More than two hundred students participated in Pi Beta Phi’s on-campus philanthropy event, “Dodge The Arrow,” on Oct. 2. The event was a men and women’s dodgeball tournament that raised awareness and money for Pi Beta Phi’s philanthropy of literacy.
Paige Peabody, vice president of philanthropy for the university's chapter of Pi Beta Phi, said Dodge The Arrow had a total of 15 men's teams and ten women's teams. Each team consisted of ten people.
In addition to the event, Pi Beta Phi sold shirts to promote their cause as well as raise money. They also paired with McAlister’s Deli on University Drive in Fort Worth where ten percent of the restaurant's proceeds from 5-10 p.m. on Tuesday, Oct. 2, went to the Pi Beta Phi Foundation.

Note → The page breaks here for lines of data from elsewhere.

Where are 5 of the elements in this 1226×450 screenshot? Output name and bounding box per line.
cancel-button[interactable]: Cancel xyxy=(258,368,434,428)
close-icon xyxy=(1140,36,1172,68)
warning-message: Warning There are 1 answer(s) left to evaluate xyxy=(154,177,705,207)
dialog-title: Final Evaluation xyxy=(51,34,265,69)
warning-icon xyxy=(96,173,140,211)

Peabody said the Pi Beta Phi Foundation focuses on promoting literacy initiatives across the nation. The university's chapter raised $10,000 last spring for their philanthropy. The money raised from Dodge The Arrow has not yet been accounted for, she said.
According to the Pi Beta Phi Foundation website, this year is the 100th year the sorority has been linked to literacy service. Illiteracy is a leading factor in homelessness, domestic abuse, poverty and lack of health care, according to the website.
“Being literate is something we all take for granted. Learning how to read is critical to a child’s success and putting new books in the hands of the children who need them most is a start to overcoming illiteracy,” said Christie Nelson, junior business marketing major and member of Pi Beta Phi.
“Dodge The Arrow” is not the only event Pi Beta Phi hosts for their philanthropy. Throughout the school year, the sorority promotes their literacy platform through volunteering at local Fort Worth schools as well as the Boys and Girls Clubs of Greater Fort Worth. Their activities include reading to children and donating books through an organization called Champions are Readers, Peabody said.
Champions are Readers is a reading enhancement program for third-grade students. According to the program's website, the organization's goal is to help improve reading skills and encourage a love for reading in children.
“I am so grateful that I can be a part of an organization that works so hard to help children that truly need it," said Sarah Maze, president of the university chapter of Pi Beta Phi. "My favorite part of how Pi Phi helps with literacy is how we get to see the results directly because of the hands-on work we do in classrooms. It is a very humbling experience.”